Lama also adds that due to the roads along the Annapurna Circuit, the flow of quality tourists has decreased and the NTNC agrees with him. “It has lost visitors because tourists are disturbed by the roads. No one wants to walk on a trail where bikes and jeeps pass by every 10-15 minutes,” shares Sherchan.
Lama further adds that due to the road, the trek which used to take 18 days could now be done in seven, which he shares has impacted in many lodges closing down. “In those days there was no option but to walk, but now if you’re lazy you can just drive to Upper Manang which has affected a lot of lodges in the area.”

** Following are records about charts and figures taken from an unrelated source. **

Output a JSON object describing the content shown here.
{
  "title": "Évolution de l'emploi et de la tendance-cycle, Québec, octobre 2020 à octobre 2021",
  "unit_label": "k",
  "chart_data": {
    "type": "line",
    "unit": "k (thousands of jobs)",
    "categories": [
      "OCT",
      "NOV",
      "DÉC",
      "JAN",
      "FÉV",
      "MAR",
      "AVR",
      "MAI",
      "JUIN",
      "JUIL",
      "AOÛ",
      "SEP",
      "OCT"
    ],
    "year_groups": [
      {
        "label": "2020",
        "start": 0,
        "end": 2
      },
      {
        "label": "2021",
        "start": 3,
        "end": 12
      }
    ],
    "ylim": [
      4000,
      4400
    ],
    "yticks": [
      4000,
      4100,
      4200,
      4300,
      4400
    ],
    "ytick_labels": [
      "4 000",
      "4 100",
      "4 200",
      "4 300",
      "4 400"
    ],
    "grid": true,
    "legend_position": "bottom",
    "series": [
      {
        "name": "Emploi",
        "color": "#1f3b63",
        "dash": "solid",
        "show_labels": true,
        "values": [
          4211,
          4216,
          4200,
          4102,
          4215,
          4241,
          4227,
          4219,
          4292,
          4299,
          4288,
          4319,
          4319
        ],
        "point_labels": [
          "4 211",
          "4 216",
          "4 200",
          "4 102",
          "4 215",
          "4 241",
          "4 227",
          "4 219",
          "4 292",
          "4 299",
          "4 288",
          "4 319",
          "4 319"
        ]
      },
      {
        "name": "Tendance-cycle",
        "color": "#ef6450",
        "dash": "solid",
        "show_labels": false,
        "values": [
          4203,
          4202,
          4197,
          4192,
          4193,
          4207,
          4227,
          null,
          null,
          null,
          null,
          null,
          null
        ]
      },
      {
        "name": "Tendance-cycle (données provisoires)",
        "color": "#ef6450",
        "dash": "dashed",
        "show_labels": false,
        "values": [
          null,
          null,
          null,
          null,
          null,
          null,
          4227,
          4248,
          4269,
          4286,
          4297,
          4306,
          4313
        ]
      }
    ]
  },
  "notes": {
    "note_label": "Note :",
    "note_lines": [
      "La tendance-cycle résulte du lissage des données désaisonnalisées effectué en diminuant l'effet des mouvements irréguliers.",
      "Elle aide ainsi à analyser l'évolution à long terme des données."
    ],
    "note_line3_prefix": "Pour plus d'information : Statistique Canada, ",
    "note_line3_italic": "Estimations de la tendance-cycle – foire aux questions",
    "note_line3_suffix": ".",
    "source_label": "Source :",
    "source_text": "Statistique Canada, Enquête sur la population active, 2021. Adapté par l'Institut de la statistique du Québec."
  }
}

Opposite patterns of foreign and domestic tourists
While the road has led to a drop in foreign tourists, it has resulted in a rise in domestic tourists who didn’t trek around that area before the roads were there. As motorbikes can easily reach up to Upper Manang, the region has seen a surge in domestic tourists.
“We don’t have the actual numbers, but the area gets a lot of Nepalis nowadays, which has helped businesses there,” shares Sherchan.
“They get up there on the bikes or on jeeps which saves them time. But that said, it is advisable to spend a couple of days in Manang and get acclimatised because the risk of mountain sickness is quite high when you jump altitudes like that,” adds Jeevan Lama, a hotel owner at Manang.
“The road has been important for the improvement of local communities. But, now we have to assess how it has impacted the environment as well,” adds Sherchan.
Even though the road has been a boon for locals living in Annapurnas, for trekkers like Uri Levy, it’s been anything but.
“This was my second time doing this trek and I’d read about how it had changed. It’s such a pity that you have ruined such a scenic trail. This area was so rich in culture and heritage, which with the road will surely lead to its demise,” adds the 60-year-old Israeli.
Meanwhile, the NTNC says it is aware of this and trying to promote new trails around the trekking routes around the Annapurnas.